Eine Erstattung von Abgabenbeträgen oder ein Erlass von Abgabenschulden erfolgt, wenn

  • der ursprünglich erhobene Abgabenbetrag aufgrund eines Irrtums der Zollstelle niedriger als der gesetzlich geschuldete Abgabenbetrag gewesen ist oder
  • eine mit der Zollanmeldung wirksam beantragte Zollermäßigung oder Zollbefreiung (z.B. im Rahmen eines Zollkontingents) wegen eines Fehlers der Zollstelle nicht gewährt werden konnte.
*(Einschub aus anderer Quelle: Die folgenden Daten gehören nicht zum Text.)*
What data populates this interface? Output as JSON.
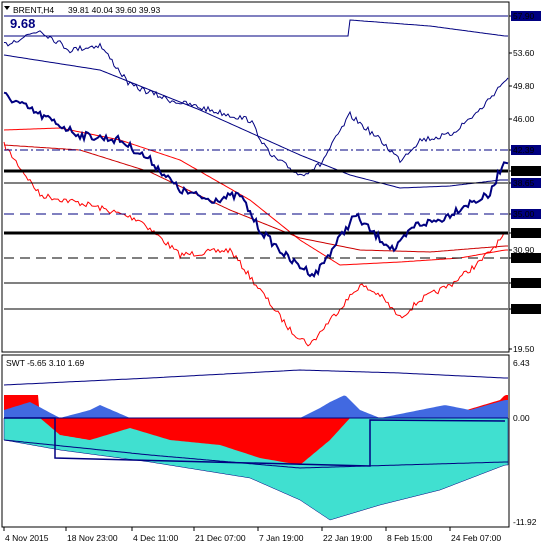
{
  "header": {
    "menu_icon": "triangle-down-icon",
    "symbol": "BRENT,H4",
    "ohlc": "39.81 40.04 39.60 39.93",
    "overlay_value": "9.68"
  },
  "price_axis": {
    "ticks": [
      "57.90",
      "53.60",
      "49.80",
      "46.00",
      "42.39",
      "40.00",
      "38.65",
      "35.00",
      "32.80",
      "30.90",
      "29.91",
      "27.08",
      "24.10",
      "19.50"
    ]
  },
  "levels": [
    {
      "name": "57.90",
      "style": "solid-thin",
      "color": "#000080",
      "value": 57.9
    },
    {
      "name": "42.39",
      "style": "dashdot",
      "color": "#000080",
      "value": 42.39
    },
    {
      "name": "40.00",
      "style": "solid-thick",
      "color": "#000000",
      "value": 40.0
    },
    {
      "name": "38.65",
      "style": "solid-thin",
      "color": "#000000",
      "value": 38.65
    },
    {
      "name": "35.00",
      "style": "dashed",
      "color": "#000080",
      "value": 35.0
    },
    {
      "name": "32.80",
      "style": "solid-thick",
      "color": "#000000",
      "value": 32.8
    },
    {
      "name": "29.91",
      "style": "dashed",
      "color": "#000000",
      "value": 29.91
    },
    {
      "name": "27.08",
      "style": "solid-thin",
      "color": "#000000",
      "value": 27.08
    },
    {
      "name": "24.10",
      "style": "solid-thin",
      "color": "#000000",
      "value": 24.1
    }
  ],
  "price_tags": [
    {
      "text": "57.90",
      "bg": "#000080",
      "fg": "#ffffff"
    },
    {
      "text": "42.39",
      "bg": "#000080",
      "fg": "#ffffff"
    },
    {
      "text": "40.00",
      "bg": "#000000",
      "fg": "#ffffff"
    },
    {
      "text": "38.65",
      "bg": "#000080",
      "fg": "#ffffff"
    },
    {
      "text": "35.00",
      "bg": "#000080",
      "fg": "#ffffff"
    },
    {
      "text": "32.80",
      "bg": "#000000",
      "fg": "#ffffff"
    },
    {
      "text": "29.91",
      "bg": "#000000",
      "fg": "#ffffff"
    },
    {
      "text": "27.08",
      "bg": "#000000",
      "fg": "#ffffff"
    },
    {
      "text": "24.10",
      "bg": "#000000",
      "fg": "#ffffff"
    }
  ],
  "indicator": {
    "label": "SWT -5.65 3.10 1.69",
    "ticks": [
      "6.43",
      "0.00",
      "-11.92"
    ],
    "colors": {
      "up": "#ff0000",
      "down": "#4169e1",
      "fill": "#40e0d0",
      "line": "#000080"
    }
  },
  "time_axis": {
    "labels": [
      "4 Nov 2015",
      "18 Nov 23:00",
      "4 Dec 11:00",
      "21 Dec 07:00",
      "7 Jan 19:00",
      "22 Jan 19:00",
      "8 Feb 15:00",
      "24 Feb 07:00"
    ]
  },
  "colors": {
    "price_line": "#000080",
    "ma_red": "#ff0000",
    "ma_dark_red": "#cc0000",
    "ma_blue": "#000080"
  }
}
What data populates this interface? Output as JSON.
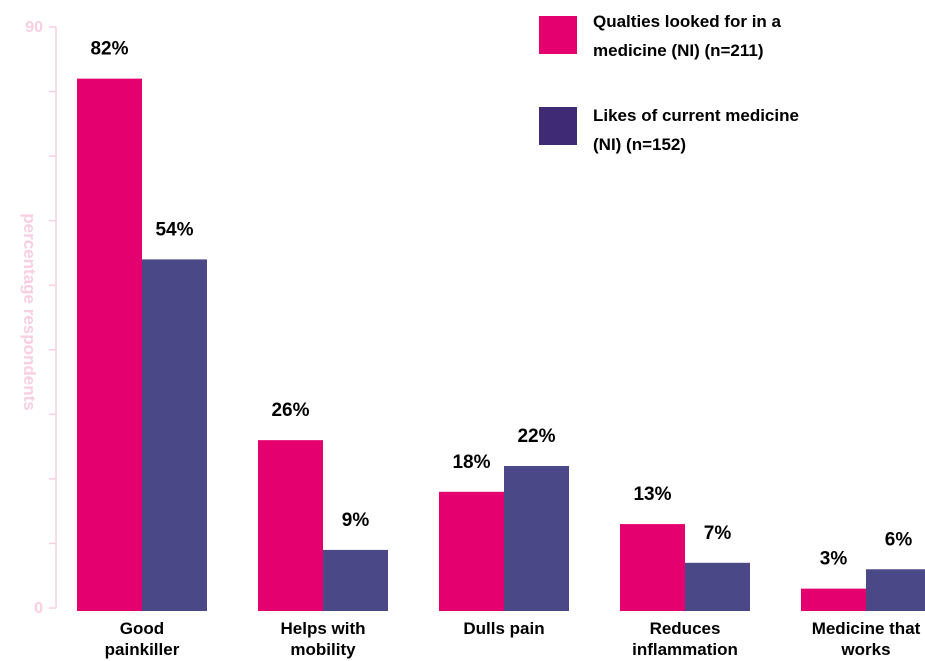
{
  "chart_data": {
    "type": "bar",
    "ylabel": "percentage respondents",
    "ylim": [
      0,
      90
    ],
    "ytick_labels": [
      "0",
      "90"
    ],
    "grid": false,
    "legend_position": "top-right",
    "categories": [
      [
        "Good",
        "painkiller"
      ],
      [
        "Helps with",
        "mobility"
      ],
      [
        "Dulls pain"
      ],
      [
        "Reduces",
        "inflammation"
      ],
      [
        "Medicine that",
        "works"
      ]
    ],
    "series": [
      {
        "name": [
          "Qualties looked for in a",
          "medicine (NI) (n=211)"
        ],
        "color": "#e5006f",
        "values": [
          82,
          26,
          18,
          13,
          3
        ],
        "labels": [
          "82%",
          "26%",
          "18%",
          "13%",
          "3%"
        ]
      },
      {
        "name": [
          "Likes of current medicine",
          "(NI) (n=152)"
        ],
        "color": "#4a4887",
        "legend_color": "#3f2a75",
        "values": [
          54,
          9,
          22,
          7,
          6
        ],
        "labels": [
          "54%",
          "9%",
          "22%",
          "7%",
          "6%"
        ]
      }
    ],
    "colors": {
      "axis": "#f8cfe1"
    }
  }
}
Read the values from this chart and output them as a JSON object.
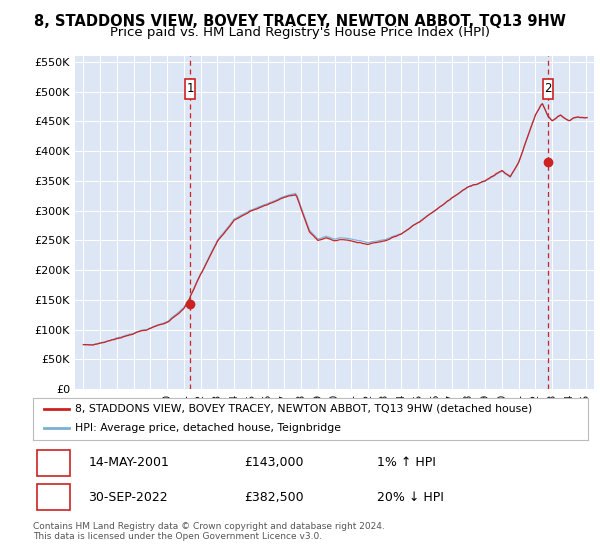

Die Rechtsgrundlage für den Erlass oder die Erstattung

Die rechtliche Grundlage für den Erlass oder die Erstattung von Einfuhr- oder Ausfuhrabgaben ist hier Art. 119 Zollkodex der Europäischen Union (UZK).

Antragsfrist

Der Erlass- bzw. Erstattungsantrag muss grundsätzlich innerhalb von drei Jahren nach der Mitteilung der betreffenden Abgaben an den Zollschuldner gestellt werden (Art. 121 Abs. 1 Buchstabe a) UZK). Nach Ablauf dieser Frist ist der Anspruch auf den Erlass oder die Erstattung verjährt und hinfällig.
Der Abgabenbetrag gilt als mitgeteilt, wenn dem Abgabenschuldner der entsprechende Bescheid zugeht. In Deutschland gilt ein mit der Post übermittelter Bescheid am 3. Tag nach der Aufgabe als zugegangen (§ 122 Abs. 2 Abgabenordnung (AO)). Elektronisch übermittelte Bescheide werden am 3. Tag nach der Absendung als bekannt gegeben angesehen (§ 122 Abs. 2a AO). Die Frist beginnt an dem Tag, der auf den Tag des Zugangs folgt.

Der Sachverhalt, der den Erlass oder die Erstattung ermöglicht

Ist ein Einfuhr- oder Ausfuhrabgabenbetrag festzusetzen, der aus gesetzlichen Gründen vom Zollschuldner nicht nachgefordert werden darf, werden die Abgaben gemäß Art. 119 UZK erlassen, sofern der Erlass nicht schon gemäß Art. 116 Abs. 1 Unterabs. 2, Art. 117, 118 oder 120 UZK gewährt werden kann. Sind die Abgaben bereits entrichtet, erfolgt eine Erstattung.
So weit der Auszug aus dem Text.